I got my patio set, and I also got to work today, albeit, I am starting to feel uncomfortable. I called my doctor this morning regarding the plug and my back pain and general state of uncomfortableness in the hopes that she would prescribe “bed rest” meaning, “I do not have to go to work but I can stay home and proceed to do whatever I want including watch Oprah and busy myself with vacuuming.” But, no. She basically was unimpressed and said I am uncomfortable because I am 37 weeks pregnant and term. Well, duh!

So here I am. Plugless and uncomfortable. And apparently this is normal. Well, great. I am predicting these last couple of weeks is going to be hard. To speed things up, I am considering eating spicy food while swinging on a swing.


I am pretty sure at least half of the stuff in and around our home came from Costco. We just love that place. Seriously, where else can you get quality goods for cheap prices? Every single time I go there I find awesome products. In fact, whenever Dan and I are considering purchasing anything, our first go-to place is Costco. Plus, they have delicious hot dogs.

So, it would only be fitting that when we finally decided to purchase deck furniture, we headed to our neighborhood Costco. And we happened upon a commercial grade patio set that fit the bill.
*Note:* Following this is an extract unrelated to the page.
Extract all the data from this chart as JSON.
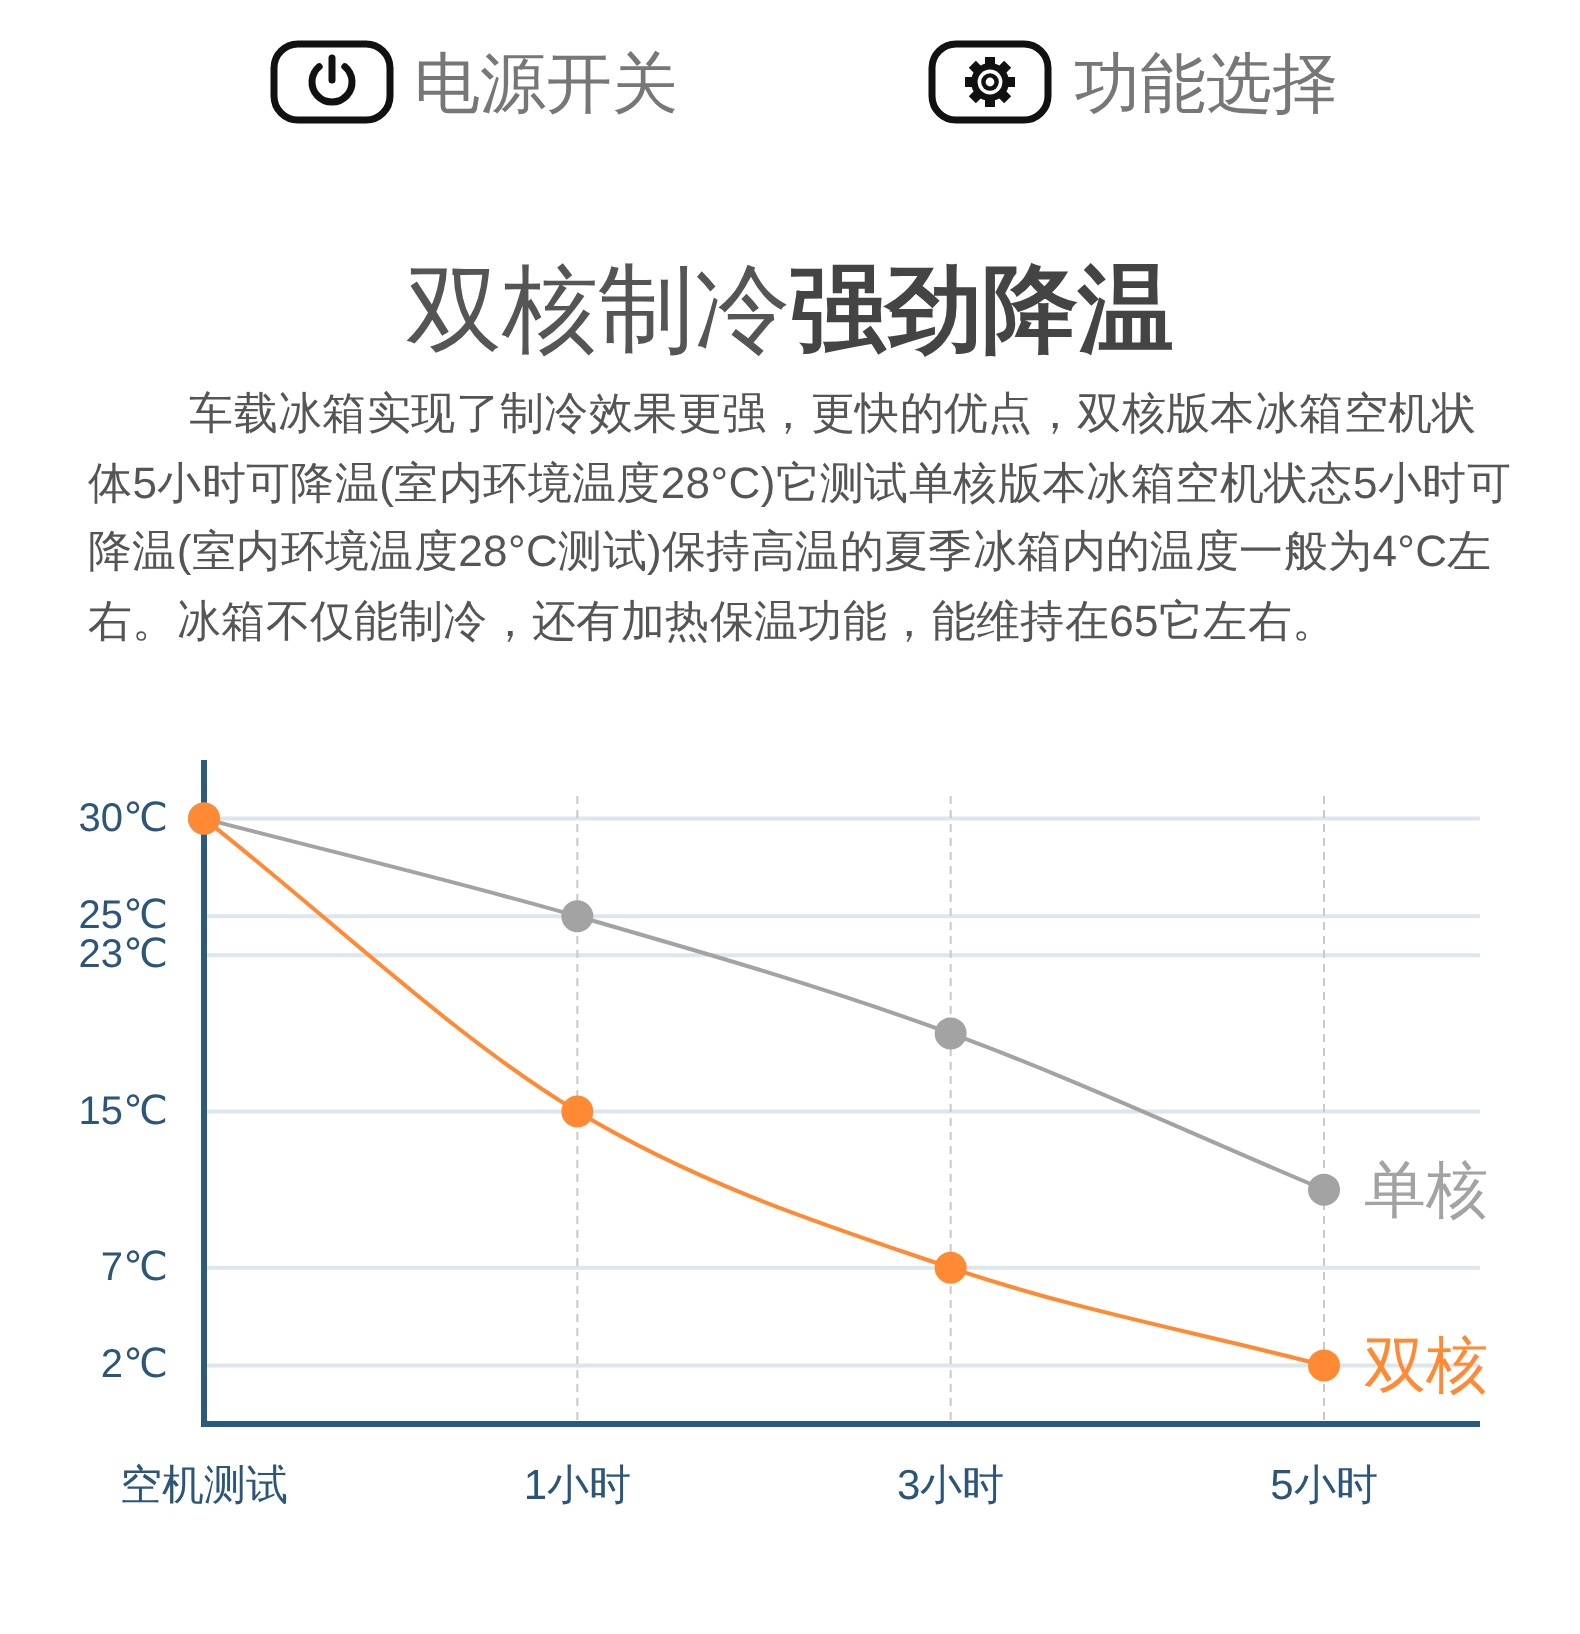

We were pretty sure the most we could afford would be a table and six chairs, but given the super sweet deals at Costco, we got a table, six chairs, two side tables, and a chaise lounge. Now, no, they are not the fanciest or flashiest set, but they sure are durable. And we lucked our and got that giant green umbrella for free (as it was hanging out unused in my parent’s shed).

I m going to hunt around for outdoor pillows, but for now, I am just happy to have furniture on the deck. It looks like real people live here now.